The way people treat me is simply disgusting. They don’t even talk to me. Many people pass by me everyday. Although they don’t know me, I care for them. I smile when I see them smiling and I cry when I see them crying. I personally know many of them; how can I just ignore another human being?

I like talking to people but I never get a chance. I try to talk to them, but they offer me some money. It really hurts. At times, I just like to talk and share my feelings with them.

Thanks god, at least I have good health. Otherwise, who would afford the treatment these days, that even without insurance? But if I ever become sick, I know what to do. I will die, with a smile in my face.
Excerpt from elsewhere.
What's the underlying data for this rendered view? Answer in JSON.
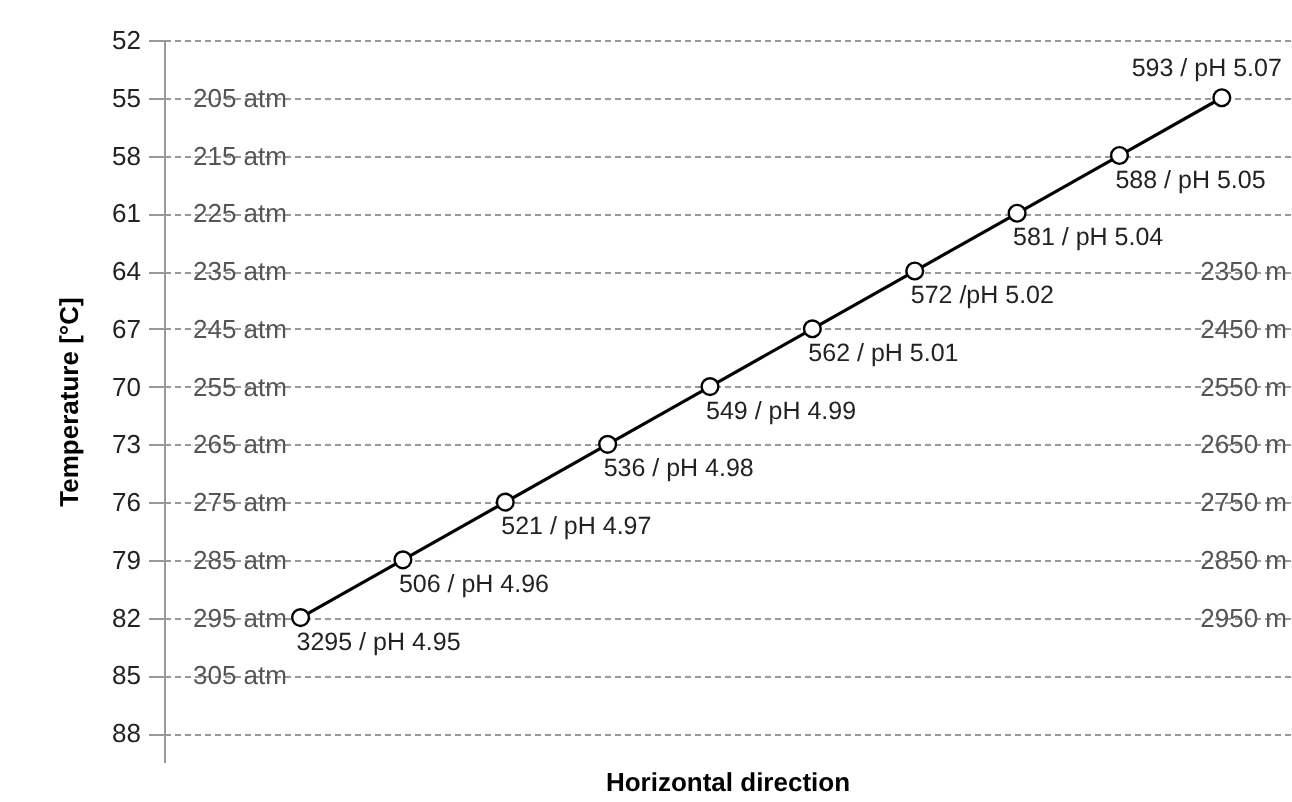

I collect plastics, metals and other recycling things from the garbage and sell them. That is enough for my living. I think I am helping to clean the city but the city doesn’t like me.

The students of the university near my garbage heap, they think that I can’t read and write. It is true that I don’t have money to buy books, but I know how to read and write. I find enough books in the garbage. Just this last week, I had found a book named “The old man and the sea” written by Hemingway. A few pages of it were missing though. But I completed the story. It was easy to put myself in those missing pages, so I completed the book myself, filling with my own story.

Once in the garbage, I found a diary of a woman who was depressed with life. She was rich and had a great family. But she mentioned that she feels lonely, all the time. I couldn’t understand it. I found her life more miserable than my life. I feel lucky in this regard; at least I don’t have a fear of the so called society. I read such stories everyday. The whole city seems to be in trouble, in different ways. People in the city don’t seem to be what they look. Outside they look shining, but inside, they are suffering. I feel lucky again because I am not much different, inside and outside.

My society is very small, few homeless friends and some stray dogs. That’s all! No rules. No deadlines. No past. No future. We just live. At the present moment.

Well, that is my story. I know it is short but life is short too. So go and have fun!